Les recettes touristiques ont augmenté de 32 %
La destination tunisienne a enregistré des résultats positifs malgré le climat mondial tendu et les séquelles de la pandémie du Covid-19. Le ministre a fait état de recettes estimées à 6437 millions de dinars , soit une hausse de 32% par rapport à la même période en 2022 et de 7% par rapport à 2019, selon les données de la Banque centrale de Tunisie.
Il a, à cet effet, déclaré que les résultats préliminaires enregistrés jusqu’à présent dans le secteur du tourisme seront mis à profit dans le cadre d’une vision et d’une stratégie nationales pour le tourisme durable à l’horizon 2035 afin de soutenir l’industrie du tourisme et de créer de la valeur ajoutée avec de nouveaux produits.
Le ministre a, d’autre part, expliqué que cette stratégie repose sur quatre axes : d’une part, le développement de la compétitivité, d’autre part, la diversification de l’offre touristique et la stimulation de la demande pour la destination tunisienne.
Trouver des solutions à l’endettement du secteur touristique
Par ailleurs, le rapport de la Commission du Tourisme, de la Culture, des Services et de l’Artisanat sur le volet touristique du projet de budget de l’État pour l’année 2024 a été présenté et centré autour de maints thèmes , à savoir la nécessité de résoudre les problèmes de pollution autour des communes touristiques et des plages, de trouver des solutions à l’endettement du secteur touristique et redémarrer les hôtels fermés, de soutenir la formation dans le domaine du tourisme et motiver les stagiaires, de soutenir les artisans spécialisés, commercialiser les industries traditionnelles et les protéger de l’extinction et de soutenir et développer le tourisme écologique et culturel.
S’y ajoutent la nécessité de préparer les parcours , notamment dans les zones montagneuses et forestières, le suivi des performances des agences de voyages, le soutien de la promotion du tourisme à travers tous les moyens modernes de communication et de publicité, du soutien des festivals et manifestations religieuses et culturelles, et également le soutien au projet de la championne de tennis, Ons Jabeur, dans la promotion du tourisme.

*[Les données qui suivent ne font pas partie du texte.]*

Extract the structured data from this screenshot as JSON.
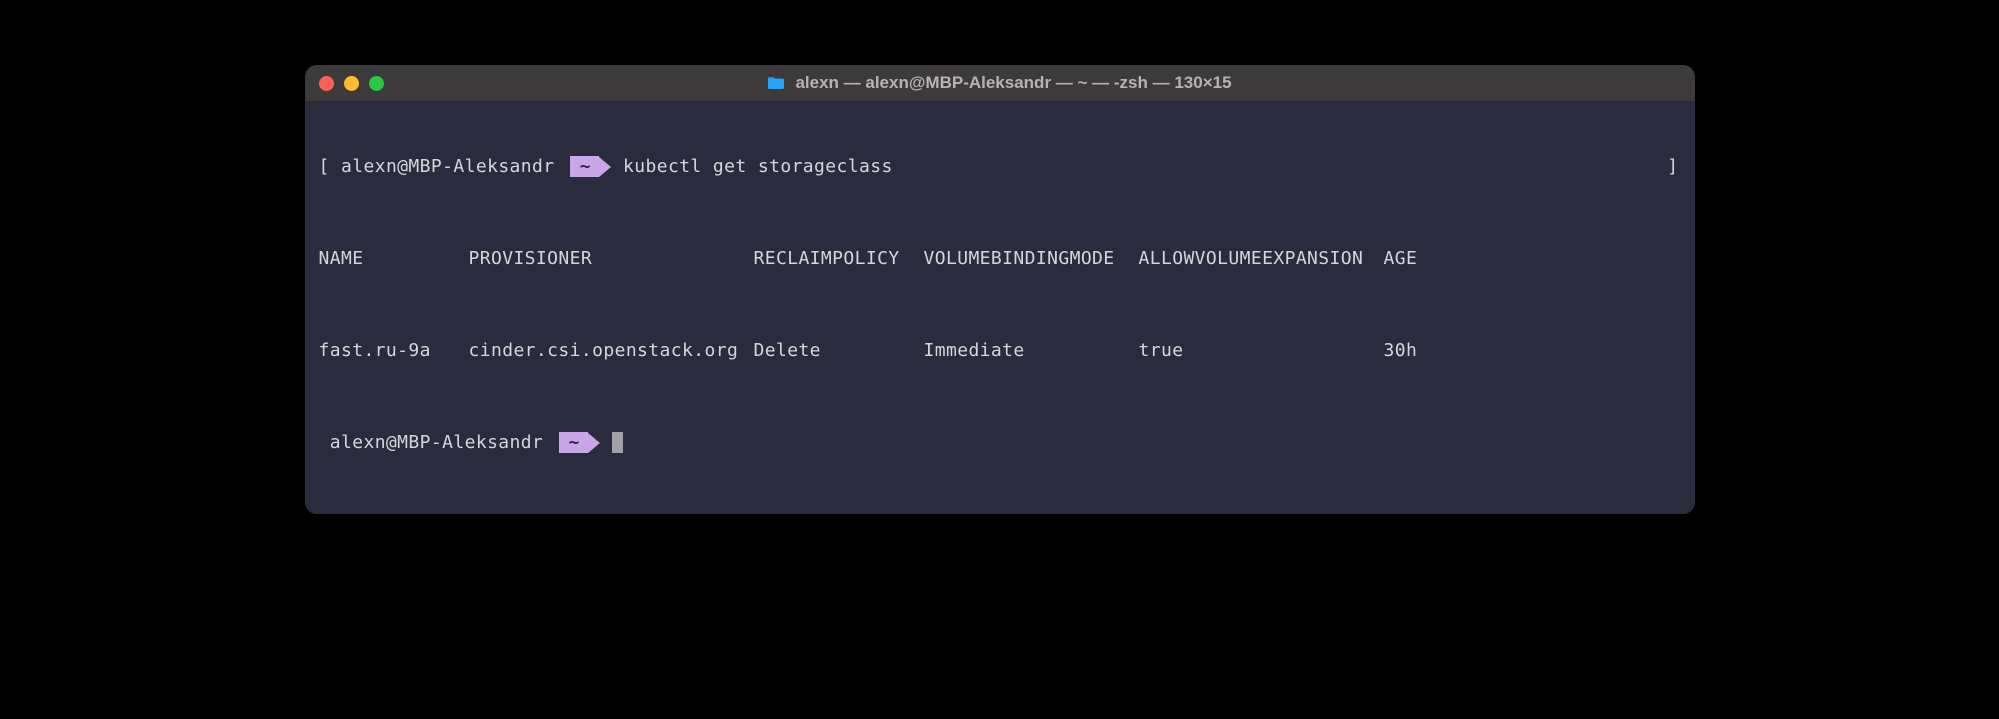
{
  "window": {
    "title": "alexn — alexn@MBP-Aleksandr — ~ — -zsh — 130×15"
  },
  "prompt": {
    "open_bracket": "[",
    "close_bracket": "]",
    "user_host": "alexn@MBP-Aleksandr",
    "cwd_chip": "~",
    "command": "kubectl get storageclass"
  },
  "table": {
    "headers": {
      "name": "NAME",
      "provisioner": "PROVISIONER",
      "reclaim": "RECLAIMPOLICY",
      "binding": "VOLUMEBINDINGMODE",
      "expansion": "ALLOWVOLUMEEXPANSION",
      "age": "AGE"
    },
    "rows": [
      {
        "name": "fast.ru-9a",
        "provisioner": "cinder.csi.openstack.org",
        "reclaim": "Delete",
        "binding": "Immediate",
        "expansion": "true",
        "age": "30h"
      }
    ]
  },
  "prompt2": {
    "user_host": "alexn@MBP-Aleksandr",
    "cwd_chip": "~"
  }
}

Activités artisanales et développement durable
D’autre part, Belhassine a abordé les sujets suivants, à savoir le développement d’une stratégie en accord avec tous les intervenants pour garantir un tourisme durable, numériser et développer le secteur du tourisme et celui de l’artisanat, encourager les investissements en annulant les licences et en finançant des projets, réhabiliter le secteur des activités artisanales et soutenir les programmes de formation pour développer les compétences, renforcer les capacités compétitives et protéger l’artisanat.
Il s’agit aussi de renforcer des ressources du Fonds de développement de la compétitivité pour la promotion du tourisme tunisien et du Fonds de protection des espaces touristiques, de travailler à la diversification du tourisme, notamment le tourisme saharien, oasien et écologique, et de créer un comité national du tourisme comprenant des experts et des associations, avec des comités régionaux du tourisme qui en dériveraient.
Egalement, la gouvernance du modèle de gestion dans le secteur touristique en partenariat entre les secteurs public et privé, la compilation et révision des textes législatifs au sein du Code du Tourisme, et la mise en place d’une commission mixte dirigée par le ministère des Finances pour s’attaquer à la dette du secteur touristique.